Why had his heart suddenly sped up? "Your…real mother?" She hesitated, as if unsure she wanted to answer his question, so Loki added, "I mean no disrespect, but I would like to understand you better." Anything, so long as she kept talking.

"My dad—my biological dad—left my mom when she got pregnant with me. That's when he told her that he was a mutant, so Theo and I would probably be mutants, too, and he didn't want to bring anymore mutants into the world the way it was. My biological mom…freaked out. She hadn't known my dad was a mutant. When Theo and I were born, she dumped us on the steps of a local cathedral with a letter to the archdeacon explaining everything. Theo and I got adopted when we were two by my mom and her husband.

"When our oldest brother, who's also adopted, developed mutant powers when I was five or six, my mom's husband turned psycho. Said he couldn't handle having a real freak living in his house. Like the rest of us were hypothetical freaks or something. He put my brother in the hospital," she added bitterly. "So my mom divorced his ass and took us to New York, enrolled my brother in this special school for mutants where they could learn to control their powers. Theo and I ended up there, too, when we got old enough. That's how my mom met Phil. He was checking the place out for his job and she was there for a parent-teacher meeting for me."

He couldn't think about this girl's story any longer. Couldn't think about how she, too, had been abandoned as a baby at a temple where anything could have happened to her, where she could have died, and all because she wasn't what her parents wanted her to be, and how she was taken in by another family, as he had been. Too much, they had too much in common. He couldn't afford to think of what Odin had revealed that day in the Treasure Room about Loki's history. He had to think of something else.

"Tell me about your mother," Loki said, grasping for straws. "What does she look like? What does she do? What is her trade?"

"She's beautiful," Thea said wistfully. "I wish I looked like her. Blond, but she keeps her hair short 'cause she doesn't want to look like Rapunzel or whatever. Except she looks like Tinkerbelle instead when she wears green. I tried to tell her, but…anyway. Blue eyes, like mine, but they don't have any gray in them like mine do. She's a musician. Plays the piano and the cello. What about you? Do you have any family?"

After a long pause, Loki whispered, "No. They…no, I do not." He would never see his family again. Better to resign himself to that fact now, before it could be used against him further.

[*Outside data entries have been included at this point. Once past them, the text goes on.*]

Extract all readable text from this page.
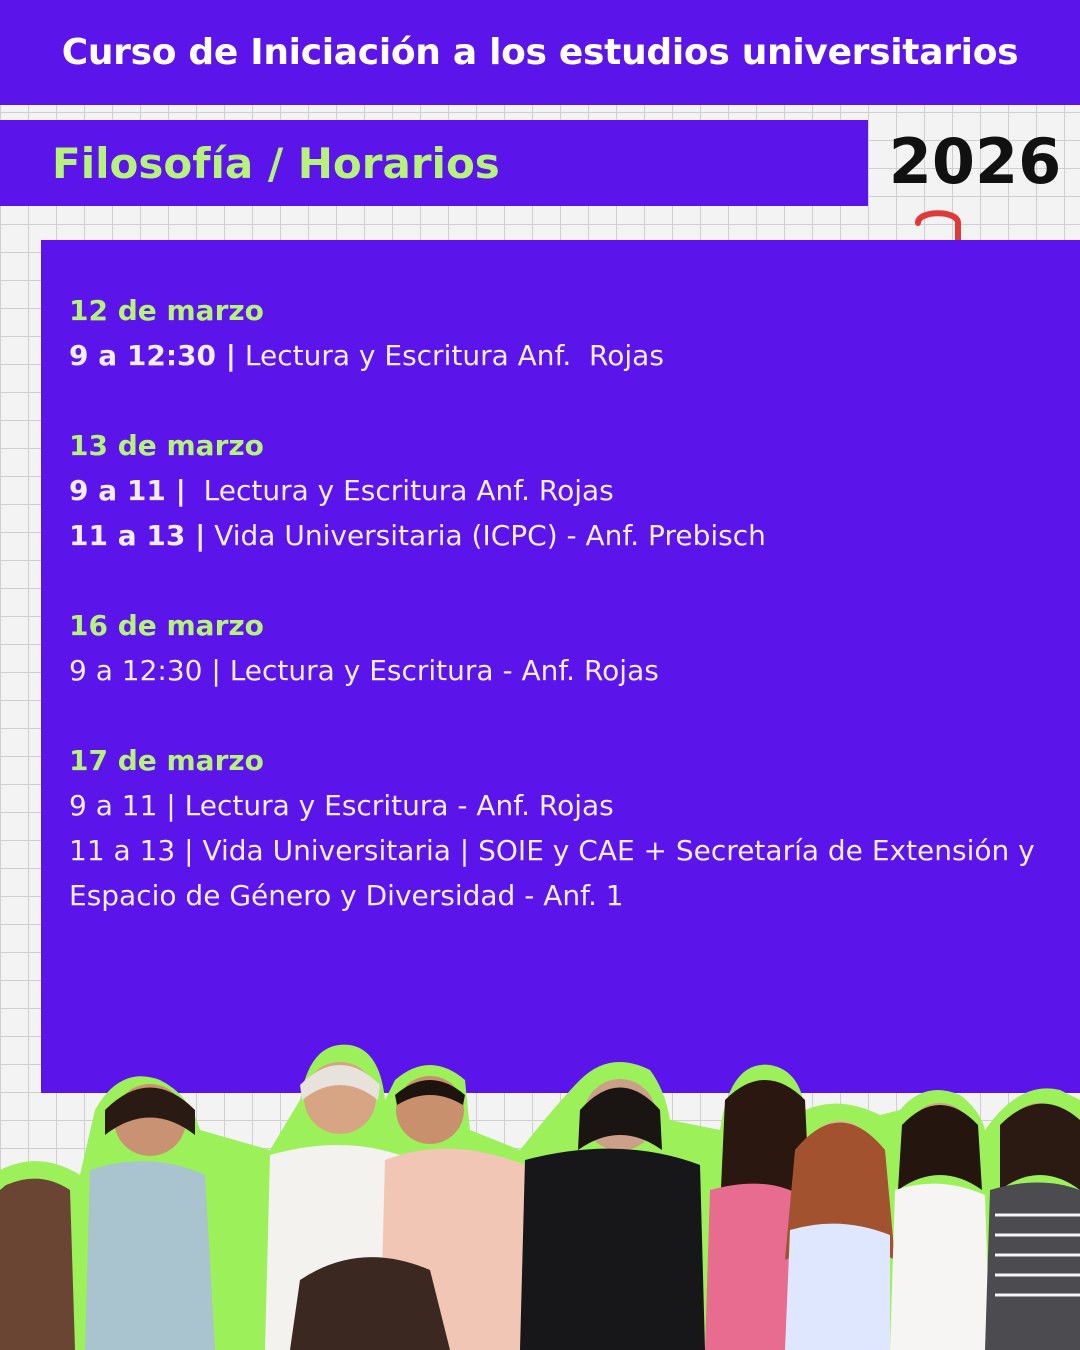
Curso de Iniciación a los estudios universitarios
Filosofía / Horarios	2026
12 de marzo
9 a 12:30 | Lectura y Escritura Anf.  Rojas
13 de marzo
9 a 11 |  Lectura y Escritura Anf. Rojas
11 a 13 | Vida Universitaria (ICPC) - Anf. Prebisch
16 de marzo
9 a 12:30 | Lectura y Escritura - Anf. Rojas
17 de marzo
9 a 11 | Lectura y Escritura - Anf. Rojas
11 a 13 | Vida Universitaria | SOIE y CAE + Secretaría de Extensión y Espacio de Género y Diversidad - Anf. 1
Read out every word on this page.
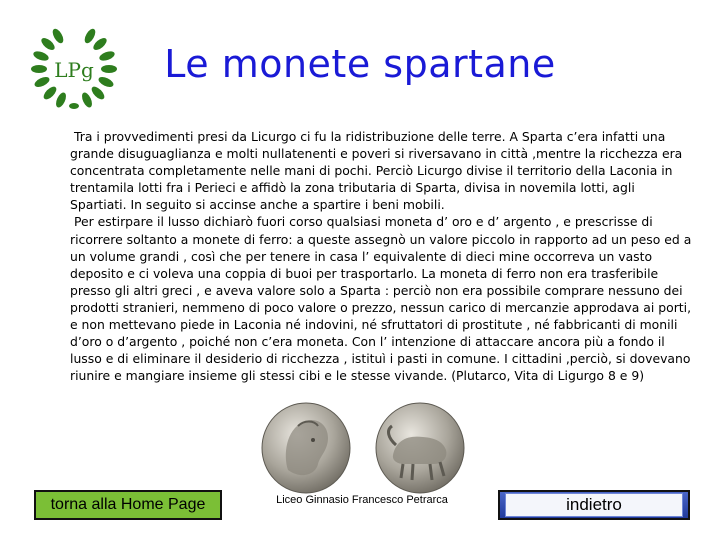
LPg	Le monete spartane

Tra i provvedimenti presi da Licurgo ci fu la ridistribuzione delle terre. A Sparta c’era infatti una grande disuguaglianza e molti nullatenenti e poveri si riversavano in città ,mentre la ricchezza era concentrata completamente nelle mani di pochi. Perciò Licurgo divise il territorio della Laconia in trentamila lotti fra i Perieci e affidò la zona tributaria di Sparta, divisa in novemila lotti, agli Spartiati. In seguito si accinse anche a spartire i beni mobili.

Per estirpare il lusso dichiarò fuori corso qualsiasi moneta d’ oro e d’ argento , e prescrisse di ricorrere soltanto a monete di ferro: a queste assegnò un valore piccolo in rapporto ad un peso ed a un volume grandi , così che per tenere in casa l’ equivalente di dieci mine occorreva un vasto deposito e ci voleva una coppia di buoi per trasportarlo. La moneta di ferro non era trasferibile presso gli altri greci , e aveva valore solo a Sparta : perciò non era possibile comprare nessuno dei prodotti stranieri, nemmeno di poco valore o prezzo, nessun carico di mercanzie approdava ai porti, e non mettevano piede in Laconia né indovini, né sfruttatori di prostitute , né fabbricanti di monili d’oro o d’argento , poiché non c’era moneta. Con l’ intenzione di attaccare ancora più a fondo il lusso e di eliminare il desiderio di ricchezza , istituì i pasti in comune. I cittadini ,perciò, si dovevano riunire e mangiare insieme gli stessi cibi e le stesse vivande. (Plutarco, Vita di Ligurgo 8 e 9)

torna alla Home Page	Liceo Ginnasio Francesco Petrarca	indietro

"Oh. I'm sorry." There was an awkward silence in the conversation, then suddenly Thea said, "Hey, come here for a second. Flash your light so I can see your face." Curious, he did as she asked. Her eyes widened as they peered through the hole in the wall. "Wow."

Loki blinked. "What?"

"Don't take this the wrong way or anything, 'cause I know this is sort of coming out of nowhere, but you have the most beautiful green eyes I have
 ever seen." When Loki only stared at her, unsure if he'd heard her correctly, she laughed a little self-consciously. "And I totally just made this awkward, didn't I? Sorry. Comes from being around teenagers, day in and day out. Sometimes I just say whatever's in my head. Sorry. So…you're an alien. You wouldn't happen to be from Mars, would you? Because that would be really cool. My students will flip when I get home if I tell them I met a Martian. Please, please tell me you're from Mars and I will love you forever."

And somehow, though he didn't know where it came, Loki actually laughed.